How do we provide children and adolescents with perspectives on these difficult truths and the issues they raise? Do we ignore them, making our classrooms neutral spaces devoid of disturbing conversations too challenging for young students to consider, or do we bring these issues into school spaces and create opportunities for students to constructively explore and expand their knowledge and understandings of these issues? Perhaps the more significant question to consider is how to help young learners navigate and process this constant exposure to troubling events and the complex issues such events raise for students.

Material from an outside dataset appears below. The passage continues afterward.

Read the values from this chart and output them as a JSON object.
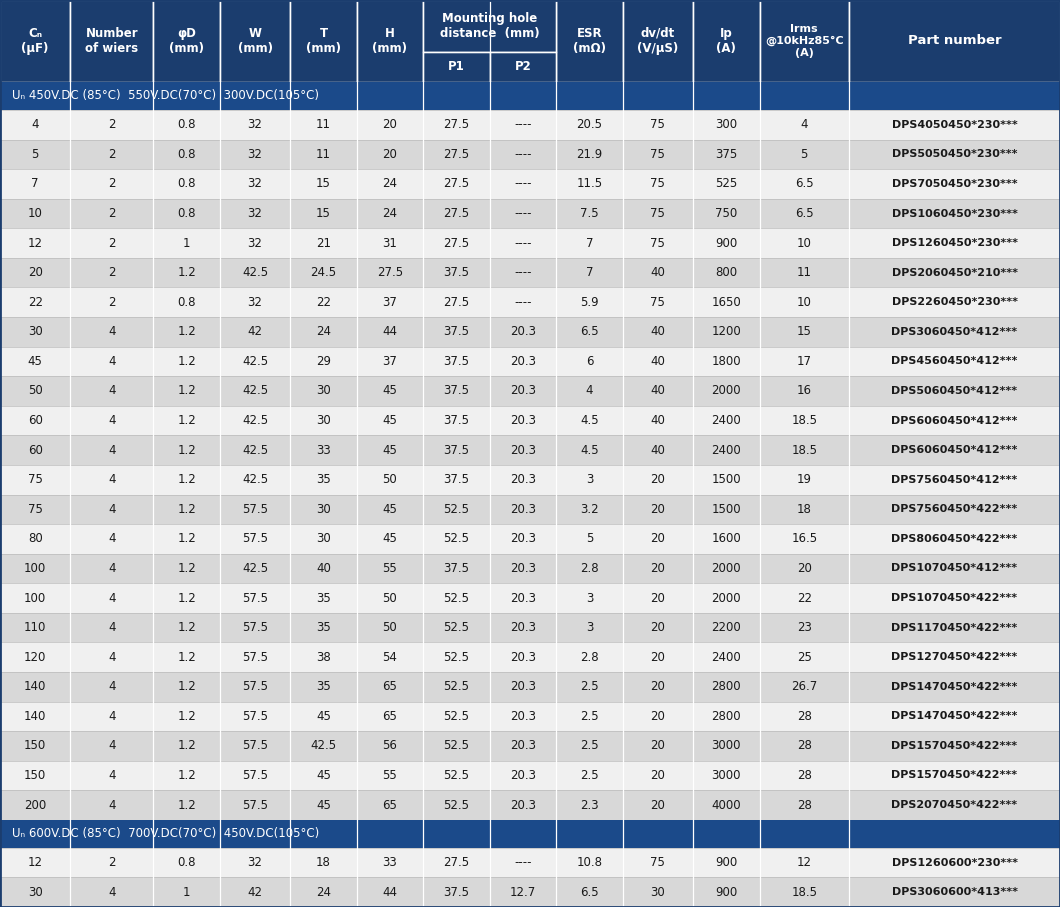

This issue of WOW Stories highlights teachers and teacher educators who took on the challenge of addressing critical issues and difficult topics in the classroom. The four vignettes demonstrate how literature, careful planning, and an abiding trust in children’s abilities to think critically about political, social, and global issues, present powerful opportunities for inquiry and reflection for both students and their teachers.
Kelly Cutler shares an inquiry into an exploration of race with first graders. Her vignette describes how she initiated these conversations using carefully selected literature and guiding questions to define topics around race that led to insightful observations and connections. Similarly, Hee Young Kim and Angelica Serrano explore how students in an elementary classroom visually read images in cultural texts with the goal of creating a critical visual literacy curriculum. Their collaborative inquiry found students recognized embedded racialized discourses in the illustrations of picture books through instruction on how to read visual elements.
The last two vignettes draw attention to the critical role the teacher plays in enacting engagement with critical issues through the authors’ work with preservice teachers. Mary Fahrenbruck and Leanna Lucero describe how they engage preservice teachers with multicultural literature, providing explicit descriptions of instructional practices and links to resources they found effective in developing critical awareness of the diversity of students in their future classrooms. Likewise, S. Rebecca Leigh depicts her experiences using challenging texts with preservice teachers and presents a framework she adapted that provided opportunities for pre-service teachers to effectively use read alouds as part of their social justice pedagogy.
As an editor and teacher, I am inspired by these stories of hope, and encouraged by the powerful learning opportunities offered by meaningful engagements around literature. Like Amy from Little Women, I am less afraid to sail my ship into the storm (Alcott, 1832).
Alcott, Louisa May, (1832/2014). Little Women: New York: Puffin.